On the individual level, he adds, the Gülen movement “might serve one’s spiritual inclinations to better humanity, but it might also provide an avenue for social mobility, for university education, for world travel, or for a sustainable income.”

The “ambiguity” of the book’s title refers to the “strategic ambiguity” that has been used by Gülen affiliates as an organizational strategy from the start. This secrecy is almost pathological, innate to the movement’s organizational practice in Turkey, and Hendrick suggests it should be understood in the context of the sometimes oppressive political situation in which it emerged. But such ambiguity has not gone down well in the United States, where hundreds of Gülen-linked charter schools now operate. Increasingly tough questions are being asked over allegations of financial mismanagement, unfair hiring in favor of foreign Turkish teachers, union busting and gender discrimination. One concerned parent contacted Hendrick after a run-in with the administrators of his daughter’s school, confiding:

What began to concern me was their reaction to any sort of questioning or disagreement with school policies – the degree to which they could not tolerate it, and the manipulative and forceful manner in which they responded struck me as distinctly abnormal.

Another asked him: “Why doesn’t the school acknowledge a link to other schools? … I feel uninformed and concerned. Why isn’t there an open dialog about the Gülen influence on the academic model?” School administrators routinely respond by denying any critical connection to Gülen and claiming only “inspiration,” but this isn’t enough to prevent an ongoing public relations disaster. The Gülenists are "playing the U.S. political field as though it were Turkey in the 1990s,” Hendrick writes.
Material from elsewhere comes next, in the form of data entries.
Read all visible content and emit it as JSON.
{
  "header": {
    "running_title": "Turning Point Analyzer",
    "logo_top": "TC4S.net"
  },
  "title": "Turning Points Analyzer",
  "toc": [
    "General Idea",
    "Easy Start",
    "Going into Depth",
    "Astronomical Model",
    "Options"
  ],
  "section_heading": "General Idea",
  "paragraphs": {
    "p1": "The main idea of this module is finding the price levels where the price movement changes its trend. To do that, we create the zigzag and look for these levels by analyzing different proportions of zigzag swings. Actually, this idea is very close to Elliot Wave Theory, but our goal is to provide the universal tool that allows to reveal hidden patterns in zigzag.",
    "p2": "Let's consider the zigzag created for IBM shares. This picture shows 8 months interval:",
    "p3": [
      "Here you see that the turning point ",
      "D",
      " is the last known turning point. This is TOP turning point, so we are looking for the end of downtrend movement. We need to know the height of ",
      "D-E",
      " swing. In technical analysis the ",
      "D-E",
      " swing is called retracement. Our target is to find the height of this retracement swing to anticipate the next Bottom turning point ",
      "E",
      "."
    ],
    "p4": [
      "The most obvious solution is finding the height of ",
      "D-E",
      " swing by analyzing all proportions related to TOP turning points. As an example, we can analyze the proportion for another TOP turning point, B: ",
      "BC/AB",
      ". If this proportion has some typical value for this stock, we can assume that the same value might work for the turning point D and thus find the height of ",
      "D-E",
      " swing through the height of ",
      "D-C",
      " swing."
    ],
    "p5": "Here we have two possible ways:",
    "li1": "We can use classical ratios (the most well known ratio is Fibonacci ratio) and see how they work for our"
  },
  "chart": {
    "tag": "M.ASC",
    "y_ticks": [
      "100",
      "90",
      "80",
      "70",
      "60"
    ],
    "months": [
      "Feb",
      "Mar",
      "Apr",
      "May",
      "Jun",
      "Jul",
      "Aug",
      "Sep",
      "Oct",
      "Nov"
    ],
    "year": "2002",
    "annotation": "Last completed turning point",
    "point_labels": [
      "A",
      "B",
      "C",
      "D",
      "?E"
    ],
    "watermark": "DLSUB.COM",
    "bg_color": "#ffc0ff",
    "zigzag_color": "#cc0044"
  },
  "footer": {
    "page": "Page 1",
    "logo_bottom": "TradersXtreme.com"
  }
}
Unfortunately, while the book lavishes attention on the movement’s American problems, much less energy is spent on its rather more consequential Turkish controversies. Barely two pages are devoted to the contentious Ergenekon and Balyoz cases into alleged “deep state” plots to foment chaos and stage a military coup against the AKP, let alone the trials of alleged members of the Kurdistan Communities Union (KCK). Gülenists within the police and the judiciary led those investigations, which were riddled with dirty tricks and falsified evidence. These malfeasances have done much to erode the reputation of the movement - both in Turkey and abroad - so ignoring them leaves a gaping hole at the center of the book. It’s like a volume about the recent history of the Catholic Church failing to mention child abuse. 
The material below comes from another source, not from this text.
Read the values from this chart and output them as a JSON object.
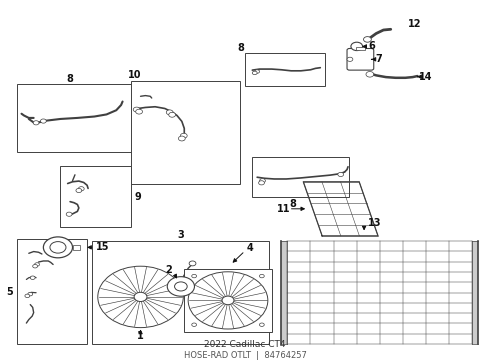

Also problematic is Hendrick’s rehashing of an argument that went stale long ago: Islamic politics in Turkey, he argues, is not about capturing or co-opting the state, but rather about engineering its decline in the interests of conservative bourgeois Anatolians. In fact, it has become increasingly clear in recent years that the current AKP government actually has little interest in “shrinking the state,” but instead wants to capture and bend it to its own will. The Gülen movement’s relation to the state is similarly complicated. It may well be a textbook example of “market-driven Islam” emerging from Turkey’s post-1980 economic opening, but there is plenty of evidence that its members are also pursuing all kinds of dubious political ends across many state institutions. Regrettably, that is little explored in this book.

Many people could already see it, but events since December have outed the Gülen movement as a political player once and for all, and it will never again be able to portray itself as a purely apolitical civil society actor. The aftershocks of the graft probes are altering perceptions of the Gülen movement by the hour, and its future direction now hangs in the balance. So although a revision of this book is already necessary, its author would probably be wise to postpone that update for a while. In the meantime, let's all just keep the popcorn topped up.